Hiking with Saint Elmo

Lauterbrunnen. The secluded dale that inspired Rivendell. The Holy Trinity of Leviathans. The storied Eiger. The beguiling Jungfrau. The strapping Monk. Highways and byways and advanced levels of brinkmanship. The Hidden Valley of the Falls. Ideally wingsuited to adrenaline-junkies– and the Japanese. Lo! The continuous citadel of rock, sheer and stupendous, rising up the view spectacular, ranging down into oblivion.

It’s a holy place to marvel and wonder at. The constant rush of mineralized mountain torrents, the color of beryl eyes. Alpine forests hushed green and marbled in the summer spray, creased against the towering slopes. Sound of Music-inflected meadows, dotted with bullshit and herbal treats, swaying to bell cranks and cosmic chimes. And way way above the sylvan tree line: blue ice and the rumble of silence.

Go visit Lauterbrunnen in Switzerland, the place of the clear springs. It’s a lot of things (expensive, for one), but neutral it ain’t.


Two people are hiking to a cabin, hidden in the fretful clouds. Their trek will last a good while, following the lazy ebb-flow of alpine ascent, but their boots keep pace, marching as one, and they are on the same page, completely.

When the two hikers reach the cabin at long last, they will have glimpsed the crowning glory of these higher spheres, partaken in the moveable feast that lines the skyward ridges. Fires and cairns have been built, trail stories passed back and forth like a Nalgene that won’t quit, cityless stars gazed upon, fugitive horizons conquered. Going up the rapturous mountain, they have faced the expensive thrills of sudden death, the righteous misstep and the momentary fall from grace, which inspires new and intoxicating lives everlasting at every turn and crossing – pure matter boggling breakaway minds, the astonishing high-wire act of becoming. Here is a real and secular deal, paid for in blood and blisters, but lived in full on the serrated edge of a Leatherman eager to cut away the cancer that eats away at lingering heels. This high up, high and mighty, there is no more fear or loathing, no more horizontals, no more of less. Out here, on the precipice of Creation, inside an ultimate experience, things look clearer, brighter, more challenging and exciting, the way they should have looked.  Out here, there is only pinnacle and climax.

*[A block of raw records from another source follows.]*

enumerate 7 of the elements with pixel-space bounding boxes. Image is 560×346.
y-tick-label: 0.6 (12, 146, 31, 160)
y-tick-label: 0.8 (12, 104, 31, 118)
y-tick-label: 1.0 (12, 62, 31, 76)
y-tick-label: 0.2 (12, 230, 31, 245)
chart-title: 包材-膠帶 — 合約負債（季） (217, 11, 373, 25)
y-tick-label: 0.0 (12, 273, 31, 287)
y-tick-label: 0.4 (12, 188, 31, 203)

Once they reach the cabin, though, the two hikers will only have one more hour to spend in each other’s company. One of them is sure to return to the safety of the vale. The other will hike on and climb another mountain. Having seen and shared so many epic and irrevocable things, having soared into the hazy stratosphere, how on earth – if at all – will they ever descend to middle ground and touch base again? How on earth – if at all – will they be able to bid farewell to this place, let alone each other?

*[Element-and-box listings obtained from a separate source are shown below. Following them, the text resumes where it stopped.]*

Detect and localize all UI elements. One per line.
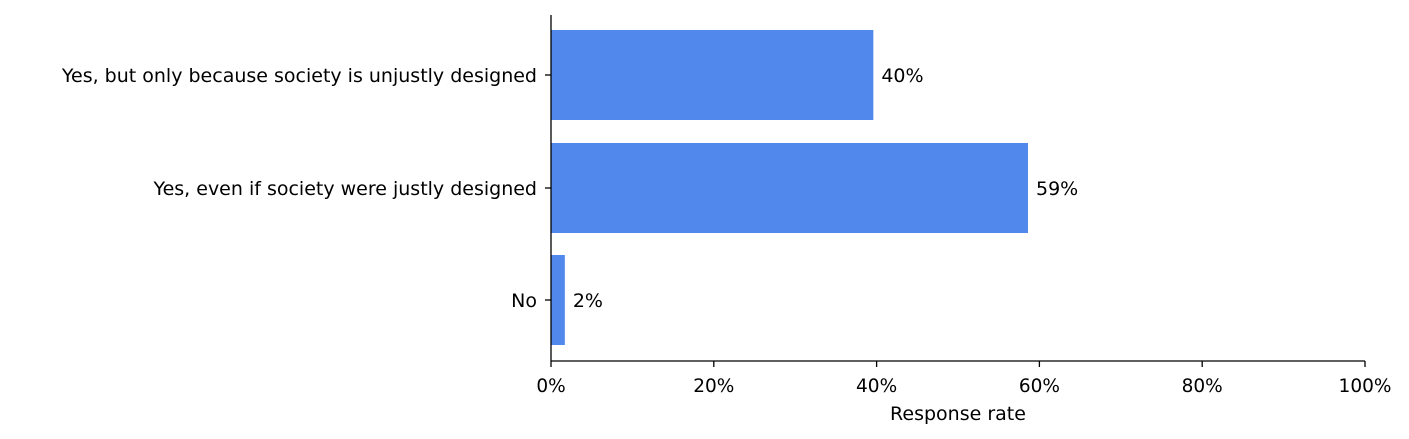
bar — [551, 143, 1029, 233]
value-label: 59% — [1036, 178, 1078, 200]
x-tick-label: 0% — [536, 376, 565, 397]
bar — [551, 30, 874, 120]
x-tick-label: 20% — [693, 376, 734, 397]
value-label: 2% — [573, 290, 603, 312]
category-label: Yes, but only because society is unjustl… — [61, 65, 537, 87]
x-tick-label: 60% — [1019, 376, 1060, 397]
y-axis: Yes, but only because society is unjustl… — [61, 15, 552, 361]
value-labels-group: 40% 59% 2% — [573, 65, 1078, 312]
x-axis: 0% 20% 40% 60% 80% 100% — [536, 360, 1392, 397]
bars-group — [551, 30, 1029, 345]
category-label: No — [511, 290, 537, 312]
bar — [551, 255, 565, 345]
value-label: 40% — [881, 65, 923, 87]
x-axis-label: Response rate — [890, 403, 1026, 425]
x-tick-label: 80% — [1182, 376, 1223, 397]
x-tick-label: 100% — [1339, 376, 1392, 397]
category-label: Yes, even if society were justly designe… — [153, 178, 538, 200]
x-tick-label: 40% — [856, 376, 897, 397]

One of the hikers knows he has neither the wit nor the words to convey the scope and splendor of what he has experienced and knows. No mountaineer can scale the depths of such a mountainous imagination. No writer has the means to recount a wealth that truly beggars description. No artist can picture a brush with the Absolute.

Giving this vexed question much thought, this one decides to tear a page from the book of literature, borrowing the voice of another, someone better, to communicate his feelings vicariously. He takes a pencil and  underlines the words and sentences that suggest the extraordinary power of the one he hiked with these many (how many?) miles, the one who can kindle entire universes from scratch. He adds only one thing to the printed words on the page: a crude sketch of something sacred, something that has stuck in his soul – will stick there forever ­– when he saw and felt it first. It is the outline of a cone-shaped mountain rearing itself in the light of early morning, with a perfect sunburst halo surging from its summit.

He will fold this page up, keep it safe in his pocket, and present it to the other as a goodbye gift, when their hour in the cabin is over.

The hour, of course, will never come to pass.